Camion-charnier en Angleterre : le Vietnam arrête encore huit trafiquants d'êtres humains

Camion-charnier en Angleterre : le Vietnam arrête encore huit trafiquants d’êtres humains suspectés d’être liés aux faits
Camion-charnier en Angleterre : le Vietnam arrête encore huit trafiquants d’êtres humains suspectés d’être liés aux faits - © MANAN VATSYAYANA - AFP

La police vietnamienne a arrêté huit trafiquants d’êtres humains qu’elle suspecte d’être liés aux 39 migrants d’origine vietnamienne découverts dans un camion frigorifique en Angleterre il y a près de deux semaines, rapporte la presse locale lundi. Ces arrestations ont eu lieu dans la province centrale de Nghe An, d’où seraient originaires la plupart des victimes, et s’inscrivent dans le cadre d’une opération de grande ampleur de lutte contre le trafic d’êtres humains.

L’identité des suspects n’a pas été révélée.
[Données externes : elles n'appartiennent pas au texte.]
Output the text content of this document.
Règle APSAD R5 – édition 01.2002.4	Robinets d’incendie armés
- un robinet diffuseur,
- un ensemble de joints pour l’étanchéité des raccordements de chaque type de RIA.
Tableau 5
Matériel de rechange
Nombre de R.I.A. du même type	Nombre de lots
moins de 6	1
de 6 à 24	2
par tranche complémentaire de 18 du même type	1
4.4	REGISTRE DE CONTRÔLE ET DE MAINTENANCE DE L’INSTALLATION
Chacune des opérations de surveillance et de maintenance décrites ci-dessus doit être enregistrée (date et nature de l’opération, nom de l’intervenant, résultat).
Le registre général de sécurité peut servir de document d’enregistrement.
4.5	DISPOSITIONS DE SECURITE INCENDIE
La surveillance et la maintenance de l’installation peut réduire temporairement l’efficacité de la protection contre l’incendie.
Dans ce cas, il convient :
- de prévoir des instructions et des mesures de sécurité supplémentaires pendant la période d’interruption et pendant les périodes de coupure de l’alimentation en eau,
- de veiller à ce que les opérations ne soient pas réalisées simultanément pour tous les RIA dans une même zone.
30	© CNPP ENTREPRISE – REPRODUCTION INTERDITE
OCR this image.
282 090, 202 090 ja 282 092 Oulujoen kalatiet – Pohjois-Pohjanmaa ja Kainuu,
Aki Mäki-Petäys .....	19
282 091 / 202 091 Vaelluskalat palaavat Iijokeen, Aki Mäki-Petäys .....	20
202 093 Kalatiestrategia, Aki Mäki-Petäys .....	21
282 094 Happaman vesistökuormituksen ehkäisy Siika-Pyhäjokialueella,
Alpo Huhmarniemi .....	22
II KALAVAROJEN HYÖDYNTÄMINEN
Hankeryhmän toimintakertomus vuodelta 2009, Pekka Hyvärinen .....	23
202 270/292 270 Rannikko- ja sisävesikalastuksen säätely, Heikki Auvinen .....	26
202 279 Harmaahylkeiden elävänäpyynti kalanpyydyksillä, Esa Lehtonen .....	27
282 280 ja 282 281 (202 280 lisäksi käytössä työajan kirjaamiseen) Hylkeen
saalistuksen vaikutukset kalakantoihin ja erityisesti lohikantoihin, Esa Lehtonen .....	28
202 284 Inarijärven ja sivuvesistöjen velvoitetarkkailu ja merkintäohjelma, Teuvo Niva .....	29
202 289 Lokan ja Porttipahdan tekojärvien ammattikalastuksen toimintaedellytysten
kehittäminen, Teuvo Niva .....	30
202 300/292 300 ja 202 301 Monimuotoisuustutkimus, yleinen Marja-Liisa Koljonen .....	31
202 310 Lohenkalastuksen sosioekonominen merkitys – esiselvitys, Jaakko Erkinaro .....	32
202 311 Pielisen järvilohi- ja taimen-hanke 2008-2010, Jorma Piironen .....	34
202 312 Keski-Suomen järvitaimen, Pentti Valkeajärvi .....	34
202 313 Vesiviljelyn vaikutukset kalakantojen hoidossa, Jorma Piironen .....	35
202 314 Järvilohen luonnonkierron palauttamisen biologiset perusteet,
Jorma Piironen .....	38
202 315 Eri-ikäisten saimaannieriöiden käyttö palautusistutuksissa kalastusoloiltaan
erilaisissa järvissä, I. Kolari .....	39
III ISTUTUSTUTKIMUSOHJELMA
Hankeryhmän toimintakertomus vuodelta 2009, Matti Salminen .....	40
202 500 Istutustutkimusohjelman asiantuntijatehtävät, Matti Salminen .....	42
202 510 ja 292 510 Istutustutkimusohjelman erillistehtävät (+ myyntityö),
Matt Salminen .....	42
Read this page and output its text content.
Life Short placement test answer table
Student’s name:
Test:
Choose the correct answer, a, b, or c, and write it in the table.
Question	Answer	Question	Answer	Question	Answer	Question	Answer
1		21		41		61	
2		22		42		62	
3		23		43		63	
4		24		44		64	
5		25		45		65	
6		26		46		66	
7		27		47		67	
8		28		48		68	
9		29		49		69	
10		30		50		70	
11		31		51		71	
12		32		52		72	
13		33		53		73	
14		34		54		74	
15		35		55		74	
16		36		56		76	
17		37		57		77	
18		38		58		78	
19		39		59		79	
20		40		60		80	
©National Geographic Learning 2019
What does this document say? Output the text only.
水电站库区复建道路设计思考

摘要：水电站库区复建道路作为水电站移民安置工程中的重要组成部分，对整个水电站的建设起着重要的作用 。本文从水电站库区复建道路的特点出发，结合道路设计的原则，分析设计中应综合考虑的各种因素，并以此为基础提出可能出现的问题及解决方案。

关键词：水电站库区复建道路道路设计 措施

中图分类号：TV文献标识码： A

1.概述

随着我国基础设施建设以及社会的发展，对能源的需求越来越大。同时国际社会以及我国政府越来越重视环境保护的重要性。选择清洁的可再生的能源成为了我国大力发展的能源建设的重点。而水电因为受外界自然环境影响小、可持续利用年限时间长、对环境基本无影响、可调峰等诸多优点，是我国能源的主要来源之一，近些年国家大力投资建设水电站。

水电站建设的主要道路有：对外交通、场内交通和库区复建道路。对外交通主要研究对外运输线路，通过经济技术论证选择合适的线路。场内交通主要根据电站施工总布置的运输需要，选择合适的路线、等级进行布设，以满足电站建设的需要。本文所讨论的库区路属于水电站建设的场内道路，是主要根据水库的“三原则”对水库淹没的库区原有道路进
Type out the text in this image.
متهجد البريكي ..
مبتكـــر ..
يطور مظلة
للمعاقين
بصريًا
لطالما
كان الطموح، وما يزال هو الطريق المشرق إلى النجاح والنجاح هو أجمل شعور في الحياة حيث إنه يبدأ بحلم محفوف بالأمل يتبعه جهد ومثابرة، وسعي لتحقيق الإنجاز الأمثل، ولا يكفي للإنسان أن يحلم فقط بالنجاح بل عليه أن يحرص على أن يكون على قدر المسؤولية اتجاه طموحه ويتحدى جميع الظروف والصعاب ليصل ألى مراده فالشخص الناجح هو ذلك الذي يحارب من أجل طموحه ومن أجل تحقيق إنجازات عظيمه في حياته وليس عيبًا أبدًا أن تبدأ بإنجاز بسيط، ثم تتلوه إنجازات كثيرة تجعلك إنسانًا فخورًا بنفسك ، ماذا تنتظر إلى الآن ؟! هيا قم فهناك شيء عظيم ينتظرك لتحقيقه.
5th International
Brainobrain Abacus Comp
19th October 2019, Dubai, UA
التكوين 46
Les autorités de la région estiment cependant que ces personnes font partie d’un réseau de trafiquants qui envoient illégalement des Vietnamiens vers la Grande-Bretagne, à en croire les informations du journal VnExpress.

"Après l’incident au Royaume-Uni, certains trafiquants ont remboursé les familles dont les enfants ont disparu", a expliqué le général Nguyen Huu Cau, directeur du département de police de Nghe An, faisant référence à la découverte des 39 corps dans un camion dans l’Essex, au sud de l’Angleterre. Tous seraient des Vietnamiens même si cela n’a pas encore été confirmé officiellement.

21 personnes déjà portées disparues

Les arrestations ont eu lieu hier et viennent s’ajouter à quatre autres déjà effectuées dans cette même province du centre du pays et deux dans celle voisine de Ha Thinh, soit quatorze au total. Elles s’inscrivent dans le cadre d’une importante répression contre le trafic d’êtres humains lancée par le Vietnam en réponse à la tragédie, à laquelle seraient liées dix de ces personnes.

Les autorités britanniques enquêteront sur les personnes directement impliquées dans les faits survenus en Grande-Bretagne, tandis que leurs homologues vietnamiennes en feront de même concernant les passeurs au Vietnam.

Dans la province de Nghe An, 21 personnes sont déjà portées disparues. La plupart d’entre elles avaient quitté le pays entre avril et août. Les interrogatoires de différentes personnes ont par ailleurs confirmé l’implication des deux personnes arrêtées dans la province de Ha Tinh.

Entre 10 et 40.000 dollars pour atteindre l’Europe

Ces deux zones présentent un pourcentage élevé de population rurale et des niveaux de développement inférieurs à ceux des autres régions du pays. Bon nombre de leurs jeunes tentent dès lors de migrer en Europe à la recherche d’opportunités.

Avec près de 100 millions d’habitants et une croissance de 7,08% du produit intérieur brut (PIB) en 2018, le Vietnam a pourtant fait d’énormes progrès dans l’éradication de la pauvreté. Mais des problèmes tels que la malnutrition et l’inégalité des enfants persistent, en particulier dans les zones rurales.

Les migrants vietnamiens paieraient entre 10.000 et 40.000 dollars (entre 9000 et 36.000 euros) aux trafiquants pour leur voyage vers l’Europe.